Nate DiMeo Jan 7, 2006

This is my third trip to China in four months, and if I’ve come to understand anything about this fascinating, enormous, staggering country, it’s that I’ve got to take a sleeping pill on the third night.

It’s the same thing every time: I get off the plane, I force myself to stay up till a realistic bedtime, I take half of my doctor-prescribed, heavily-advertised sleep aid, I sleep through the night. I feel sort of miserable all day the next day. I do the same thing the next night and I hit my stride when you wake up. I get all of my work done — I’m a foreign-correspondence machine — I fall in love with travelling all over again, I feel great at the end of the night and I settle in after a long day ready to sleep the sleep of the dead. And I forget to take the half a pill.
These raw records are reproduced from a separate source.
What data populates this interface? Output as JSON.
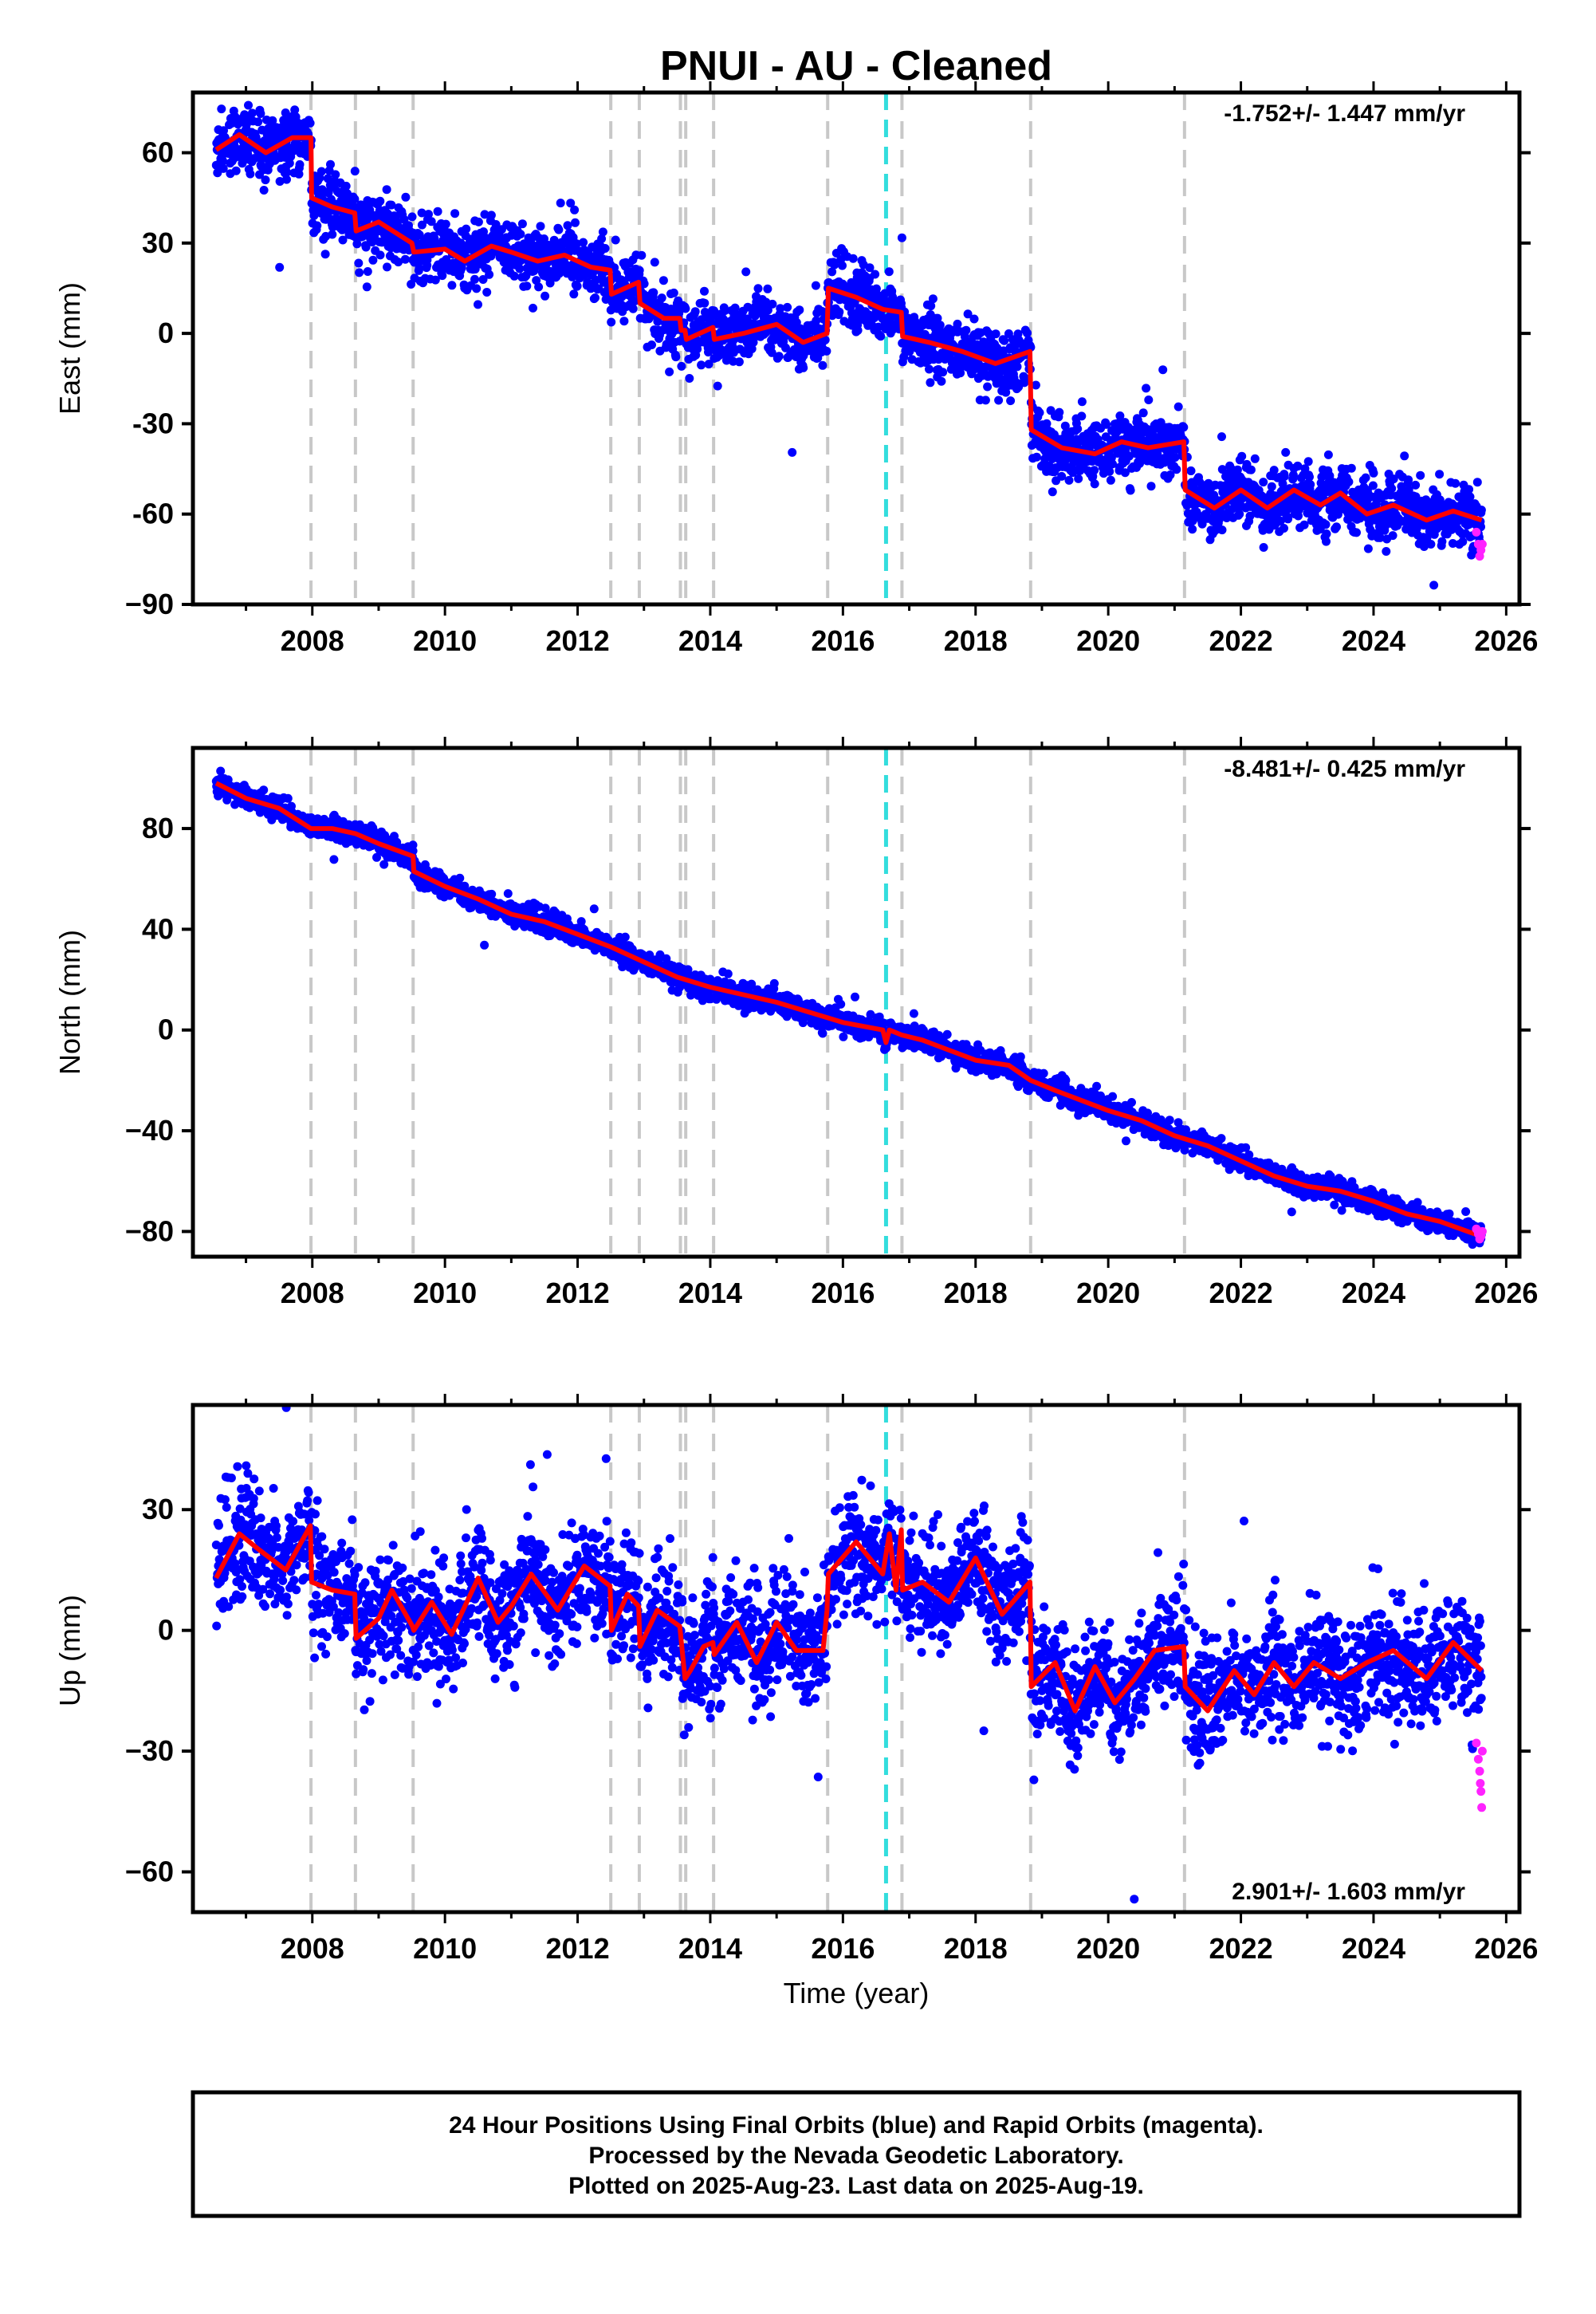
{
  "title": "PNUI  - AU - Cleaned",
  "colors": {
    "final_orbits": "#0000ff",
    "rapid_orbits": "#ff22ff",
    "model": "#ff0000",
    "event_lines": "#c8c8c8",
    "antenna_change": "#33dddd"
  },
  "xaxis": {
    "label": "Time (year)",
    "range": [
      2006.2,
      2026.2
    ],
    "ticks": [
      2008,
      2010,
      2012,
      2014,
      2016,
      2018,
      2020,
      2022,
      2024,
      2026
    ],
    "tick_labels": [
      "2008",
      "2010",
      "2012",
      "2014",
      "2016",
      "2018",
      "2020",
      "2022",
      "2024",
      "2026"
    ]
  },
  "event_lines": [
    2007.98,
    2008.65,
    2009.52,
    2012.5,
    2012.93,
    2013.55,
    2013.63,
    2014.05,
    2015.77,
    2016.89,
    2018.83,
    2021.15
  ],
  "antenna_change": [
    2016.65
  ],
  "footer": {
    "line1": "24 Hour Positions Using Final Orbits (blue) and Rapid Orbits (magenta).",
    "line2": "Processed by the Nevada Geodetic Laboratory.",
    "line3": "Plotted on 2025-Aug-23. Last data on 2025-Aug-19."
  },
  "chart_data": [
    {
      "type": "scatter",
      "panel": "east",
      "ylabel": "East (mm)",
      "ylim": [
        -90,
        80
      ],
      "yticks": [
        60,
        30,
        0,
        -30,
        -60,
        -90
      ],
      "ytick_labels": [
        "60",
        "30",
        "0",
        "-30",
        "-60",
        "−90"
      ],
      "rate_text": "-1.752+/- 1.447 mm/yr",
      "rate_position": "top-right",
      "trend_start": 2006.55,
      "trend_end": 2025.63,
      "scatter_sigma": 5,
      "series": [
        {
          "name": "model",
          "x": [
            2006.55,
            2006.9,
            2007.3,
            2007.7,
            2007.98,
            2007.99,
            2008.3,
            2008.64,
            2008.66,
            2009.0,
            2009.5,
            2009.53,
            2010.0,
            2010.3,
            2010.7,
            2011.0,
            2011.4,
            2011.8,
            2012.2,
            2012.49,
            2012.51,
            2012.92,
            2012.94,
            2013.3,
            2013.54,
            2013.56,
            2013.62,
            2013.64,
            2014.04,
            2014.06,
            2014.5,
            2015.0,
            2015.4,
            2015.76,
            2015.78,
            2016.2,
            2016.6,
            2016.88,
            2016.9,
            2017.3,
            2017.8,
            2018.3,
            2018.82,
            2018.84,
            2019.3,
            2019.8,
            2020.2,
            2020.6,
            2021.14,
            2021.16,
            2021.6,
            2022.0,
            2022.4,
            2022.8,
            2023.2,
            2023.5,
            2023.9,
            2024.3,
            2024.8,
            2025.2,
            2025.63
          ],
          "y": [
            61,
            66,
            60,
            65,
            65,
            45,
            42,
            40,
            34,
            37,
            30,
            27,
            28,
            24,
            29,
            27,
            24,
            26,
            22,
            21,
            13,
            17,
            10,
            5,
            5,
            1,
            1,
            -2,
            2,
            -2,
            0,
            3,
            -3,
            0,
            15,
            12,
            8,
            7,
            -1,
            -3,
            -6,
            -10,
            -6,
            -32,
            -38,
            -40,
            -36,
            -38,
            -36,
            -52,
            -58,
            -52,
            -58,
            -52,
            -57,
            -53,
            -60,
            -57,
            -62,
            -59,
            -62
          ]
        },
        {
          "name": "rapid",
          "x": [
            2025.55,
            2025.58,
            2025.6,
            2025.62,
            2025.64
          ],
          "y": [
            -66,
            -70,
            -74,
            -72,
            -70
          ]
        }
      ]
    },
    {
      "type": "scatter",
      "panel": "north",
      "ylabel": "North (mm)",
      "ylim": [
        -90,
        112
      ],
      "yticks": [
        80,
        40,
        0,
        -40,
        -80
      ],
      "ytick_labels": [
        "80",
        "40",
        "0",
        "−40",
        "−80"
      ],
      "rate_text": "-8.481+/- 0.425 mm/yr",
      "rate_position": "top-right",
      "trend_start": 2006.55,
      "trend_end": 2025.63,
      "scatter_sigma": 2.2,
      "series": [
        {
          "name": "model",
          "x": [
            2006.55,
            2007.0,
            2007.5,
            2007.98,
            2008.3,
            2008.65,
            2009.0,
            2009.52,
            2009.53,
            2010.0,
            2010.5,
            2011.0,
            2011.5,
            2012.0,
            2012.5,
            2013.0,
            2013.5,
            2014.0,
            2014.5,
            2015.0,
            2015.5,
            2016.0,
            2016.6,
            2016.65,
            2016.7,
            2016.89,
            2017.2,
            2017.6,
            2018.0,
            2018.5,
            2018.83,
            2019.2,
            2019.6,
            2020.0,
            2020.5,
            2021.0,
            2021.5,
            2022.0,
            2022.5,
            2023.0,
            2023.5,
            2024.0,
            2024.5,
            2025.0,
            2025.63
          ],
          "y": [
            98,
            92,
            88,
            80,
            80,
            78,
            74,
            69,
            63,
            57,
            52,
            46,
            43,
            38,
            33,
            27,
            21,
            17,
            14,
            11,
            7,
            3,
            0,
            -5,
            0,
            -2,
            -4,
            -8,
            -12,
            -14,
            -20,
            -24,
            -28,
            -32,
            -36,
            -42,
            -46,
            -52,
            -58,
            -62,
            -64,
            -68,
            -73,
            -76,
            -82
          ]
        },
        {
          "name": "rapid",
          "x": [
            2025.55,
            2025.58,
            2025.6,
            2025.62,
            2025.64
          ],
          "y": [
            -79,
            -81,
            -83,
            -82,
            -80
          ]
        }
      ]
    },
    {
      "type": "scatter",
      "panel": "up",
      "ylabel": "Up (mm)",
      "xlabel": "Time (year)",
      "ylim": [
        -70,
        56
      ],
      "yticks": [
        30,
        0,
        -30,
        -60
      ],
      "ytick_labels": [
        "30",
        "0",
        "−30",
        "−60"
      ],
      "rate_text": "2.901+/- 1.603 mm/yr",
      "rate_position": "bottom-right",
      "trend_start": 2006.55,
      "trend_end": 2025.63,
      "scatter_sigma": 7,
      "series": [
        {
          "name": "model",
          "x": [
            2006.55,
            2006.9,
            2007.2,
            2007.6,
            2007.97,
            2007.99,
            2008.3,
            2008.64,
            2008.66,
            2009.0,
            2009.2,
            2009.51,
            2009.53,
            2009.8,
            2010.1,
            2010.5,
            2010.8,
            2011.0,
            2011.3,
            2011.7,
            2012.1,
            2012.49,
            2012.51,
            2012.75,
            2012.92,
            2012.94,
            2013.2,
            2013.54,
            2013.62,
            2013.7,
            2013.9,
            2014.04,
            2014.06,
            2014.4,
            2014.7,
            2015.0,
            2015.3,
            2015.7,
            2015.76,
            2015.78,
            2016.2,
            2016.6,
            2016.7,
            2016.8,
            2016.88,
            2016.9,
            2017.2,
            2017.6,
            2018.0,
            2018.4,
            2018.82,
            2018.84,
            2019.2,
            2019.5,
            2019.8,
            2020.1,
            2020.4,
            2020.7,
            2021.14,
            2021.16,
            2021.5,
            2021.9,
            2022.2,
            2022.5,
            2022.8,
            2023.1,
            2023.5,
            2023.9,
            2024.3,
            2024.8,
            2025.2,
            2025.63
          ],
          "y": [
            13,
            24,
            20,
            15,
            26,
            12,
            10,
            9,
            -2,
            3,
            10,
            1,
            0,
            7,
            -1,
            13,
            2,
            6,
            14,
            5,
            16,
            11,
            0,
            9,
            6,
            -4,
            5,
            1,
            -12,
            -10,
            -4,
            -3,
            -6,
            2,
            -8,
            2,
            -5,
            -5,
            5,
            14,
            22,
            14,
            24,
            10,
            25,
            10,
            12,
            7,
            18,
            4,
            12,
            -14,
            -8,
            -20,
            -9,
            -18,
            -12,
            -5,
            -4,
            -14,
            -20,
            -10,
            -16,
            -8,
            -14,
            -8,
            -12,
            -8,
            -5,
            -12,
            -3,
            -10
          ]
        },
        {
          "name": "rapid",
          "x": [
            2025.55,
            2025.58,
            2025.6,
            2025.61,
            2025.62,
            2025.63,
            2025.64
          ],
          "y": [
            -28,
            -32,
            -35,
            -38,
            -40,
            -44,
            -30
          ]
        }
      ]
    }
  ]
}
So I spent the hour of 4:45-5:45 a.m. yesterday morning wondering why I never learn. Then I spent all but fifteen minutes (a frozen walk to the convenience store down the block) of a day that finally ended with a 1:45 a.m. e-mail to the office in L.A., here at the PuJiang hotel, working to get ready for the big day-one broadcast on Monday. All the while feeling brutalized by jet-lag.

Today, I woke up at mid-morning (having not repeated my sleeping pill mistake of the night before)and took a quick walk to find a late breakfast before starting what I knew would be another long day in Room 206 working at the computer.

I bundled up against the cold and walked out of the hotel thinking I was glad I’d been able to see a lot of Shanghai on my previous trips to China, because who knows what I’d get to see this time (what with the deadlines and all the work to do).

I was out and about for an hour tops. And I was reminded of just how much you can see in an hour here: I saw men defying all manner of international treaty by walking down the streets selling pelts of tigers and various endangered species. I saw billboards enclosing a construction site extolling the virtues of the new mall being built within: “Wealth! Team! Sparsity!” I saw a businessman get a straight-edge-razor shave in a barber chair in an alley (in 25-degree weather). I ate sitting at a plastic table outside at one of the tiny restaurants in the alleys in one of the city’s old neighborhoods. Had a huge bowl of noodles and and cilantro with a group of migrant workers from the “Wealth! Team! Sparsity!” construction site. Fumbled through the rudiments of a conversation in Mandarin. Lunch was 3 RMB — less than half a buck.

Had a couple of days worth of adventure in a little more than an hour. Now I just need a little sleep.